The dassie is a deep-bodied, oval-shaped fish with a silver body, black patch on its tail peduncle and red-pink tint to the tips of its fins. Juveniles also have several dark vertical bars on each side.
it is an omnivore, with a mouth equipped with several rows of molars and canines.
Dassies have a wide range on the Southern African Coast, from Angola to Mozambique. They inhabit a wide range of shallow environments, and juveniles are commonly found in rock pools.
What is a sea bream?
Fish of the family Sparidae are often referred to as "sea breams", "porgies" or "sparids". These approximately 100 species are all deep-bodied, compressed and have small mouths on the bottom of their heads, i.e. there is a large distance between their eyes and their mouths. Their tail fins are usually forked.

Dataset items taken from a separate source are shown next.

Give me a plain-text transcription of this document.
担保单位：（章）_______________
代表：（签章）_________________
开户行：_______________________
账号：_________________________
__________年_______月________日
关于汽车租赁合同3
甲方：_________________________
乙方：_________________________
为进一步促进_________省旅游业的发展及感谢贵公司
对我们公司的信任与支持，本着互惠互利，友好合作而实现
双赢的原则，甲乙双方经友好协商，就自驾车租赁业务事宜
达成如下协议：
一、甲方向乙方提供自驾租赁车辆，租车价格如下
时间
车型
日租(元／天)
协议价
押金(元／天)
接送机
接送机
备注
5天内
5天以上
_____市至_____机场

Sparids are generally dull silver, brown or reddish colours. When rare coloured patterns are present, the most common layout is a series of horizontal stripes that become duller with age.

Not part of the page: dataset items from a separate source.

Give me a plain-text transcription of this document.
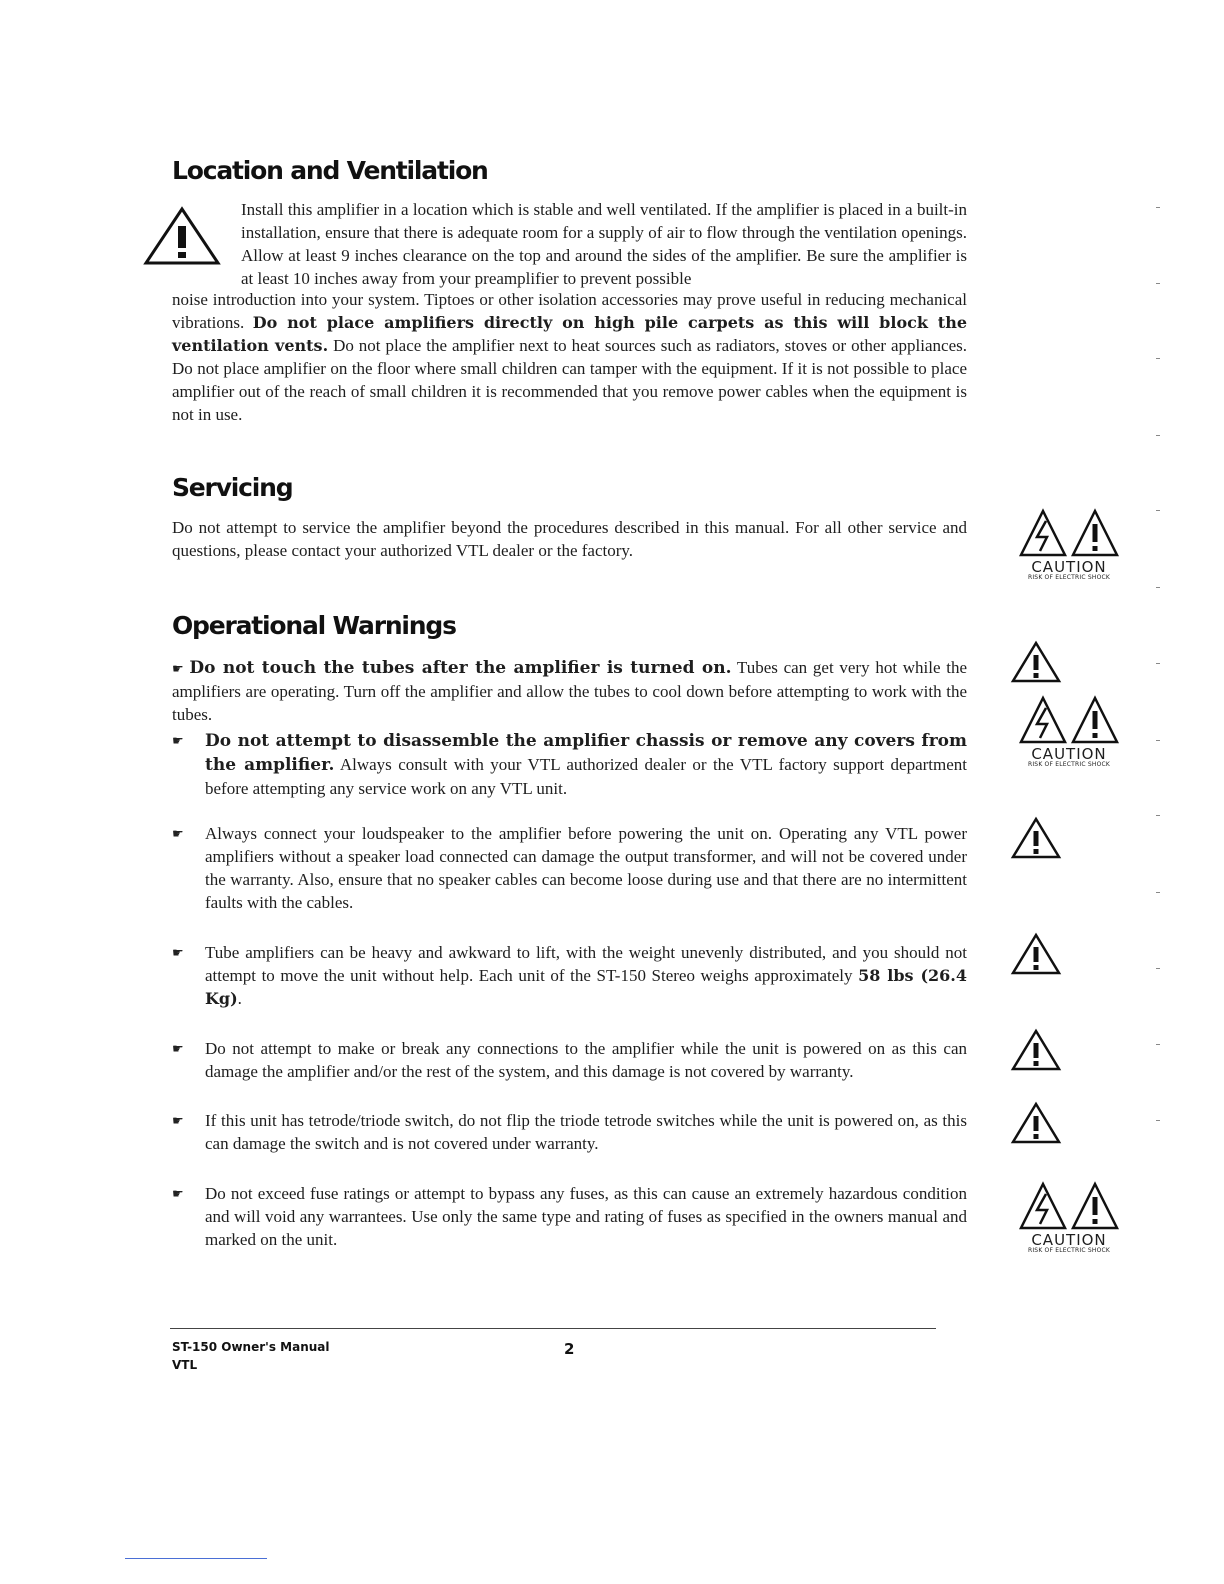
Location and Ventilation

Install this amplifier in a location which is stable and well ventilated. If the amplifier is placed in a built-in installation, ensure that there is adequate room for a supply of air to flow through the ventilation openings. Allow at least 9 inches clearance on the top and around the sides of the amplifier. Be sure the amplifier is at least 10 inches away from your preamplifier to prevent possible

noise introduction into your system. Tiptoes or other isolation accessories may prove useful in reducing mechanical vibrations. Do not place amplifiers directly on high pile carpets as this will block the ventilation vents. Do not place the amplifier next to heat sources such as radiators, stoves or other appliances. Do not place amplifier on the floor where small children can tamper with the equipment. If it is not possible to place amplifier out of the reach of small children it is recommended that you remove power cables when the equipment is not in use.

Servicing

Do not attempt to service the amplifier beyond the procedures described in this manual. For all other service and questions, please contact your authorized VTL dealer or the factory.

CAUTION
RISK OF ELECTRIC SHOCK
Operational Warnings

☛ Do not touch the tubes after the amplifier is turned on. Tubes can get very hot while the amplifiers are operating. Turn off the amplifier and allow the tubes to cool down before attempting to work with the tubes.

☛ Do not attempt to disassemble the amplifier chassis or remove any covers from the amplifier. Always consult with your VTL authorized dealer or the VTL factory support department before attempting any service work on any VTL unit.

CAUTION
RISK OF ELECTRIC SHOCK
☛ Always connect your loudspeaker to the amplifier before powering the unit on. Operating any VTL power amplifiers without a speaker load connected can damage the output transformer, and will not be covered under the warranty. Also, ensure that no speaker cables can become loose during use and that there are no intermittent faults with the cables.

☛ Tube amplifiers can be heavy and awkward to lift, with the weight unevenly distributed, and you should not attempt to move the unit without help. Each unit of the ST-150 Stereo weighs approximately 58 lbs (26.4 Kg).

☛ Do not attempt to make or break any connections to the amplifier while the unit is powered on as this can damage the amplifier and/or the rest of the system, and this damage is not covered by warranty.

☛ If this unit has tetrode/triode switch, do not flip the triode tetrode switches while the unit is powered on, as this can damage the switch and is not covered under warranty.

☛ Do not exceed fuse ratings or attempt to bypass any fuses, as this can cause an extremely hazardous condition and will void any warrantees. Use only the same type and rating of fuses as specified in the owners manual and marked on the unit.	CAUTION
RISK OF ELECTRIC SHOCK
ST-150 Owner's Manual
VTL
2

Most species have some form of molar in their mouth which can be used to grind the shells of molluscs and crustaceans, and all have some sort of grinding apparatus in their pharyngeal jaws. They also all have small canines or incisors to supplement the molars.

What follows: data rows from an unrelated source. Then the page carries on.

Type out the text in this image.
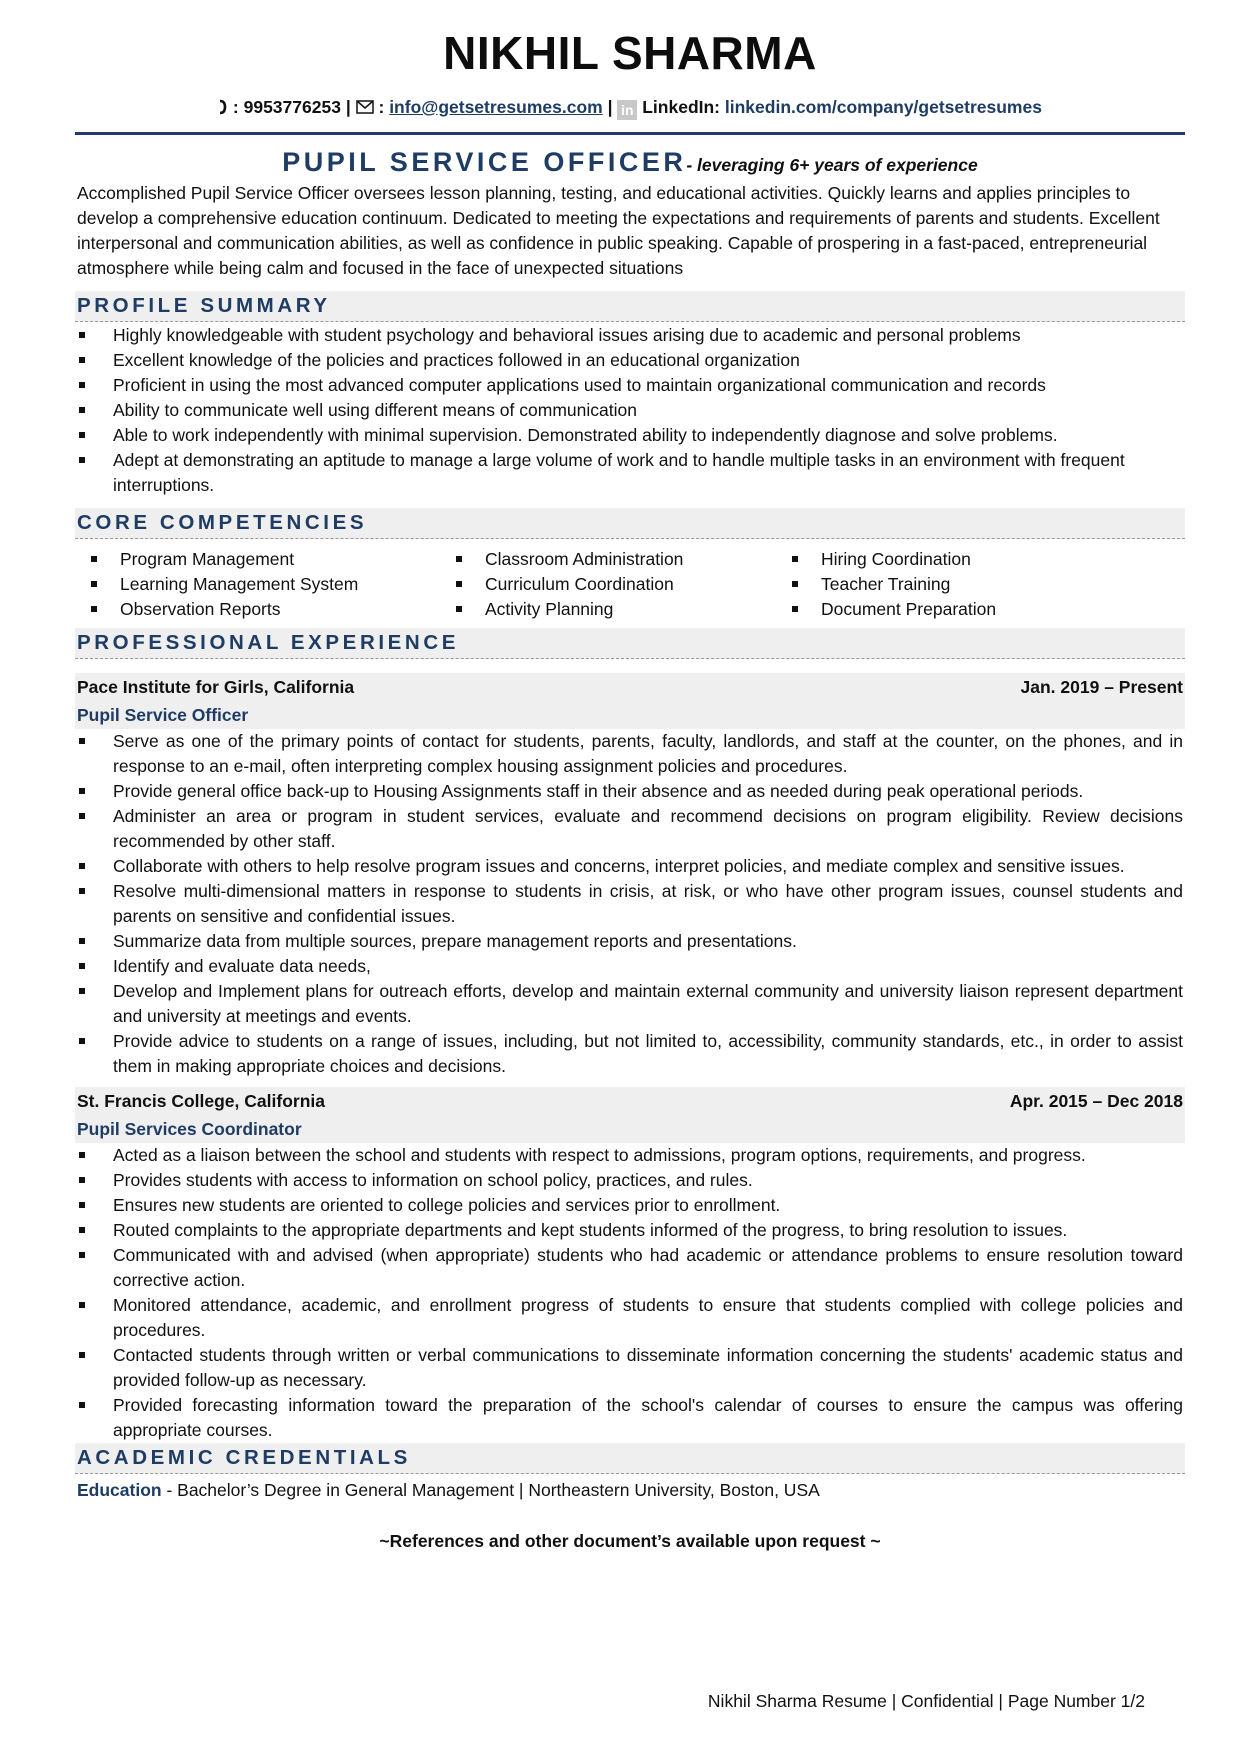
NIKHIL SHARMA
: 9953776253 | : info@getsetresumes.com | in LinkedIn: linkedin.com/company/getsetresumes
PUPIL SERVICE OFFICER- leveraging 6+ years of experience

Accomplished Pupil Service Officer oversees lesson planning, testing, and educational activities. Quickly learns and applies principles to develop a comprehensive education continuum. Dedicated to meeting the expectations and requirements of parents and students. Excellent interpersonal and communication abilities, as well as confidence in public speaking. Capable of prospering in a fast-paced, entrepreneurial atmosphere while being calm and focused in the face of unexpected situations

PROFILE SUMMARY
Highly knowledgeable with student psychology and behavioral issues arising due to academic and personal problems
Excellent knowledge of the policies and practices followed in an educational organization
Proficient in using the most advanced computer applications used to maintain organizational communication and records
Ability to communicate well using different means of communication
Able to work independently with minimal supervision. Demonstrated ability to independently diagnose and solve problems.
Adept at demonstrating an aptitude to manage a large volume of work and to handle multiple tasks in an environment with frequent interruptions.
CORE COMPETENCIES
Program Management
Learning Management System
Observation Reports
Classroom Administration
Curriculum Coordination
Activity Planning
Hiring Coordination
Teacher Training
Document Preparation
PROFESSIONAL EXPERIENCE
Pace Institute for Girls, California	Jan. 2019 – Present
Pupil Service Officer
Serve as one of the primary points of contact for students, parents, faculty, landlords, and staff at the counter, on the phones, and in response to an e-mail, often interpreting complex housing assignment policies and procedures.
Provide general office back-up to Housing Assignments staff in their absence and as needed during peak operational periods.
Administer an area or program in student services, evaluate and recommend decisions on program eligibility. Review decisions recommended by other staff.
Collaborate with others to help resolve program issues and concerns, interpret policies, and mediate complex and sensitive issues.
Resolve multi-dimensional matters in response to students in crisis, at risk, or who have other program issues, counsel students and parents on sensitive and confidential issues.
Summarize data from multiple sources, prepare management reports and presentations.
Identify and evaluate data needs,
Develop and Implement plans for outreach efforts, develop and maintain external community and university liaison represent department and university at meetings and events.
Provide advice to students on a range of issues, including, but not limited to, accessibility, community standards, etc., in order to assist them in making appropriate choices and decisions.
St. Francis College, California	Apr. 2015 – Dec 2018
Pupil Services Coordinator
Acted as a liaison between the school and students with respect to admissions, program options, requirements, and progress.
Provides students with access to information on school policy, practices, and rules.
Ensures new students are oriented to college policies and services prior to enrollment.
Routed complaints to the appropriate departments and kept students informed of the progress, to bring resolution to issues.
Communicated with and advised (when appropriate) students who had academic or attendance problems to ensure resolution toward corrective action.
Monitored attendance, academic, and enrollment progress of students to ensure that students complied with college policies and procedures.
Contacted students through written or verbal communications to disseminate information concerning the students' academic status and provided follow-up as necessary.
Provided forecasting information toward the preparation of the school's calendar of courses to ensure the campus was offering appropriate courses.
ACADEMIC CREDENTIALS
Education - Bachelor’s Degree in General Management | Northeastern University, Boston, USA
~References and other document’s available upon request ~
Nikhil Sharma Resume | Confidential | Page Number 1/2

All "sparids" are carnivores, feeding on bottom-dwelling invertebrates and fish. Because of their dependence on the sea floor, they usually inhabit shallow waters. They typically prefer temperate or sub-tropical waters and are found in greatest diversity along the African coast - 41 of their 100 species are native to South African waters.
Most sparids are gonochoristic which means that their species has two distinct sexes and that individuals are biologically one or the other. In a few rare species, they display sequential hermaphroditism, where they start as one sex and change into the other with age.
Other examples of porgies and sea breams that you can often find at the Two Oceans Aquarium are the zebra, santer, black musselcracker, seventy-four and dageraad.